Tasavvufla olduğu kadar insanların problemleriyle de ilgilendi ve onlarla içiçe yaşadı. Toplumda yaşanan sıkıntılar ve halkın sahipsizliğinden yakındı. Bu sıkıntılardan kurtulmanın yolu olarak; toplumsal dayanışma, bilgilenme ve yardımlaşmayı önerdi. Kendi üzerine düşeni yapmak için gayret sarf etti. İlim ve hikmetin maddiyattan önce gelmesi gerektiğini vurgulayarak, insanların bu konudaki zaafına dikkat çekti.

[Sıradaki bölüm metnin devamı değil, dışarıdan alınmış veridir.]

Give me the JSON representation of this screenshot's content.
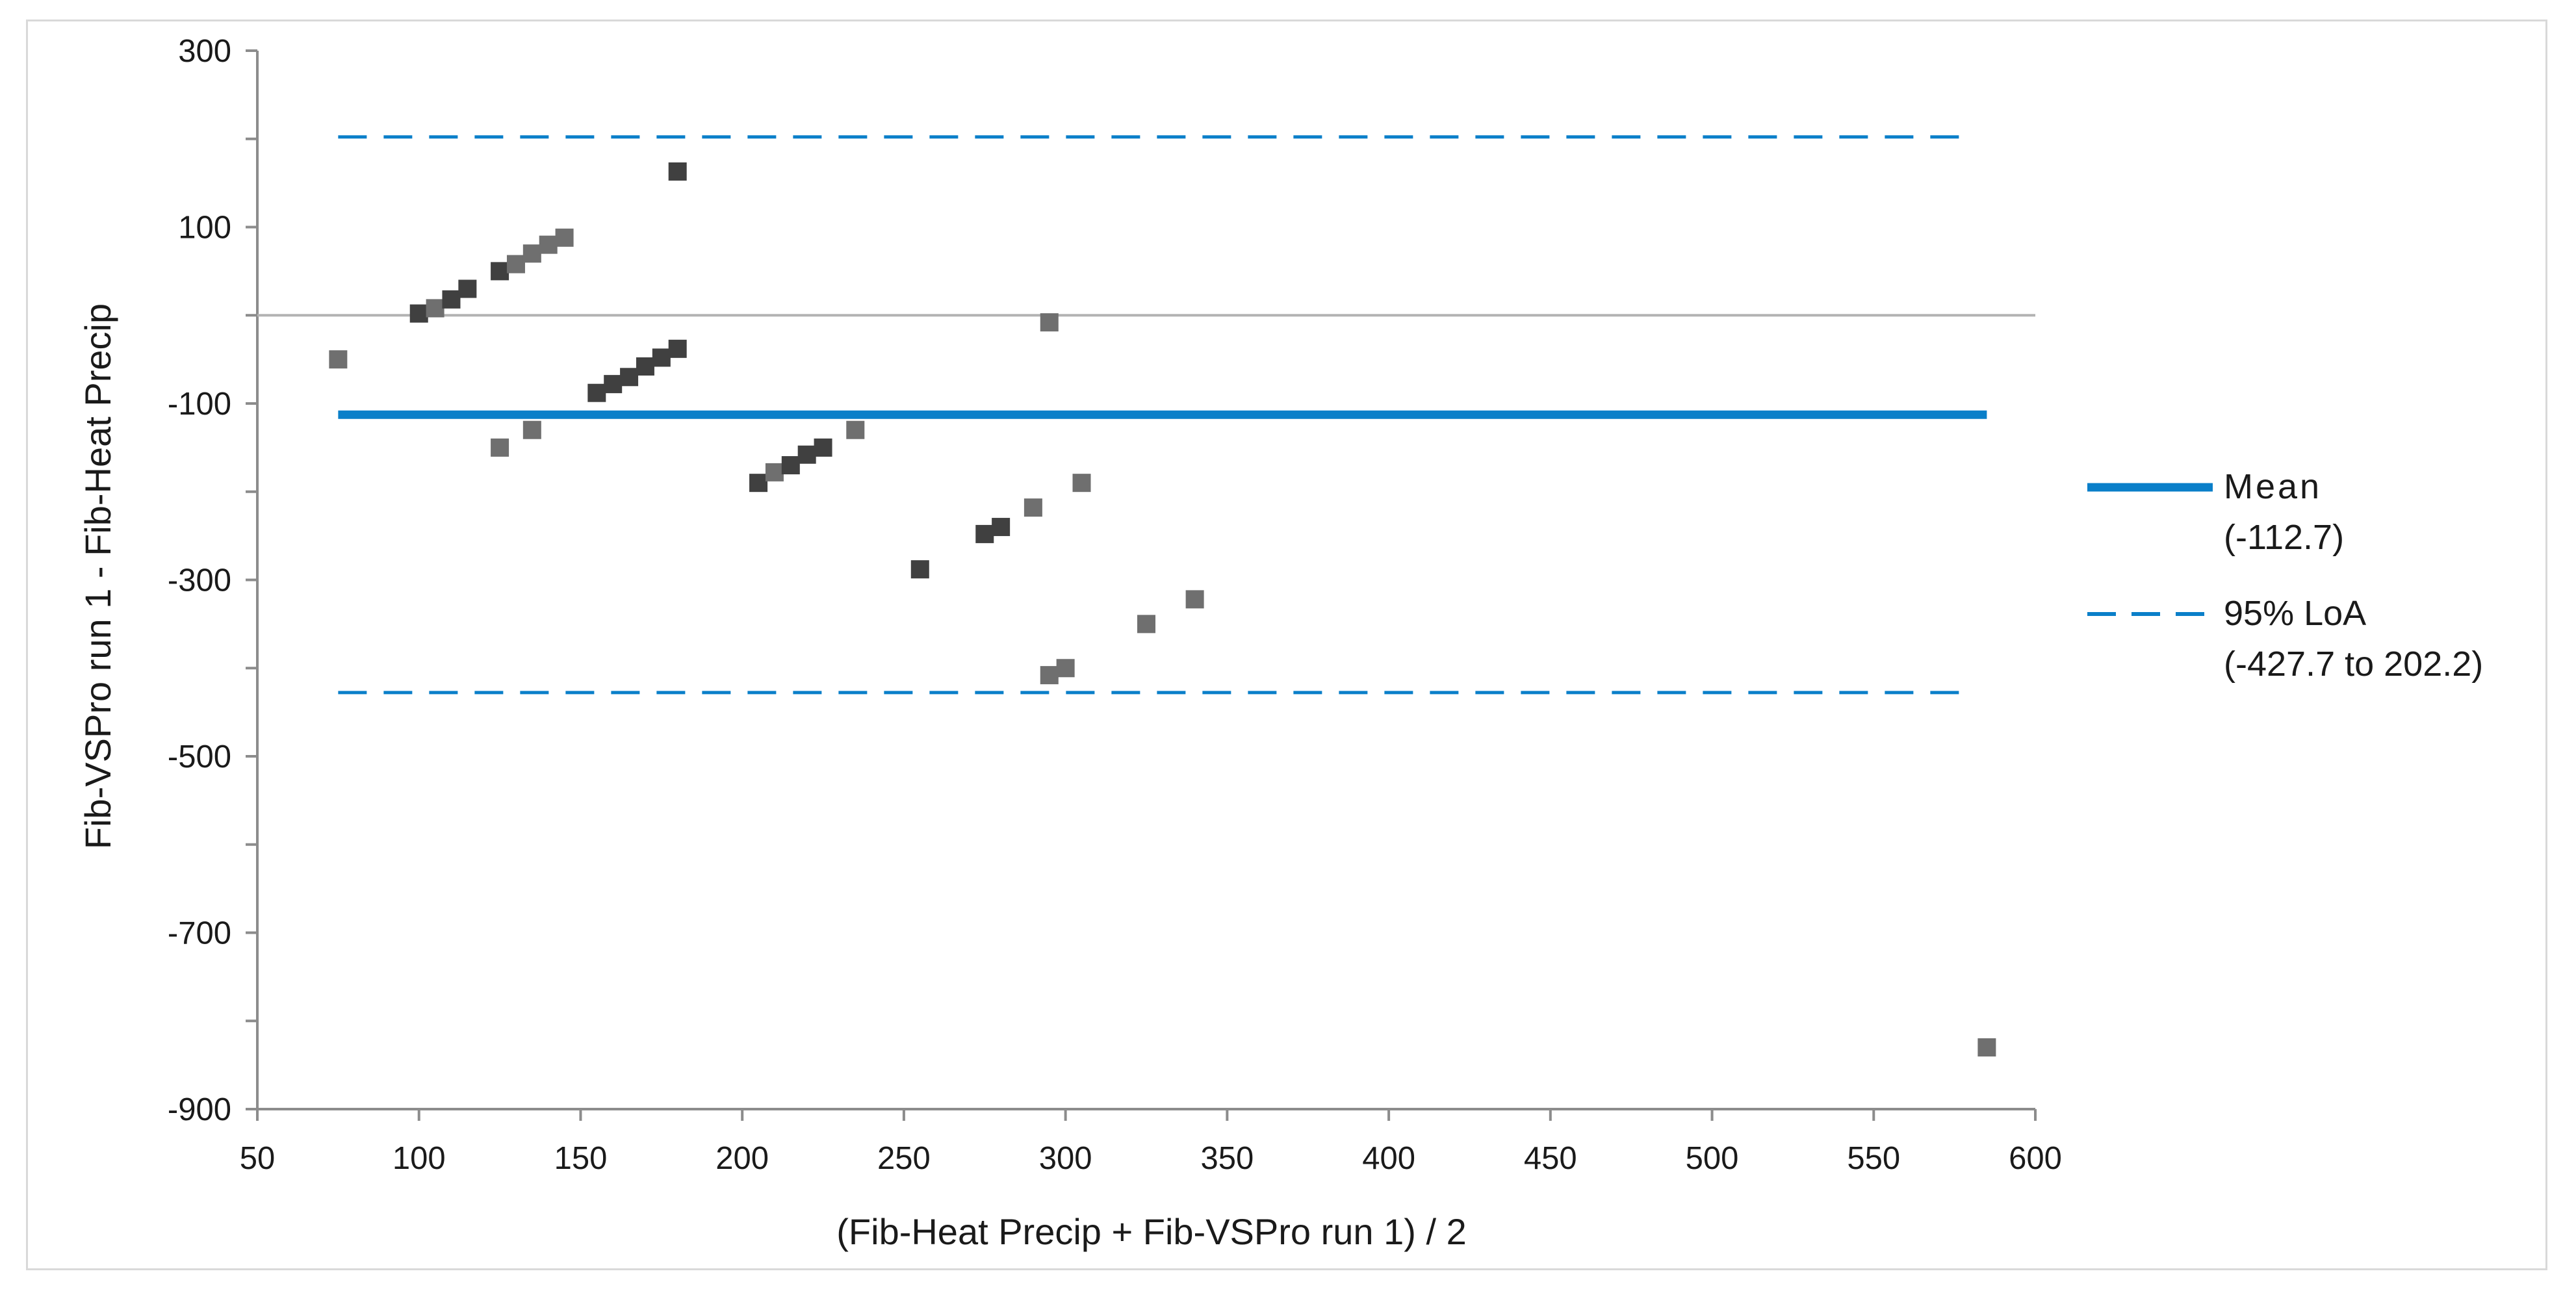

Hânî, Doğubeyazıt’ta bulunduğu sıralarda Şiî alimlerle ilmi münazaralara girdi. O dönemde İran’dan Doğu Anadolu’ya geçip Sünnî alimleri dini konularda mağlup edip, Şiiliği yaymak için faaliyetlere başlamıştı. İşe Doğubeyazıt’tan başladıkları için Ahmed Hânî ile ilmî tartışmalara başladılar. Ehl-i Sünnet mezhebinin hak ve doğru olduğunu, kendilerinin yanlış ve batıl inançlara sahip olduklarını bu müzakerelerin ardından kabul ettiler.
Halk arasında velî bir zât olarak kabul edilen Ahmed Hânî, bir çok kişinin kurtuluşuna vesile oldu. Onun nasihatleri ile bir çok kişi kötü alışkanlıklarından ve yanlış yoldan döndüler.
Hânî, ömrünün son yıllarını Doğubeyazıt’ta geçirdi ve 1707 yılında burada vefat etti. Halen ziyaretgah olarak kullanılan türbesi İshak Paşa Sarayı’nın yakınında bulunmaktadır.
BEDİÜZZAMAN SAİD NURSİ VE AHMED-İ HANİ
Ahmed-i Hânî’nin ismi Risale-i Nur’da “Edip dahilerden Molla Ahmed,” “Şeyh Ahmed,” “Meşhur Şeyh Ahmed” gibi nitelemelerle yer almaktadır.
Bediüzzaman Said Nursi henüz 14-15 yaşlarında iken, bir ara Doğubeyazıt’a giderek bir süre orada kaldı. Gündüzleri medresede, gecelerini ise Ahmed Hanî’nin türbesinde geçiriyordu.
Gündüzleri bile girilmeye korkulan türbede gecelerini geçirmesi, halkı şaşkınlığa çevirmişti. Hattâ bundan dolayı halk arasında Bediüzzaman için, “Ahmed Hânî Hazretlerinin feyzine mazhar oldu” denmeye başlanmıştı.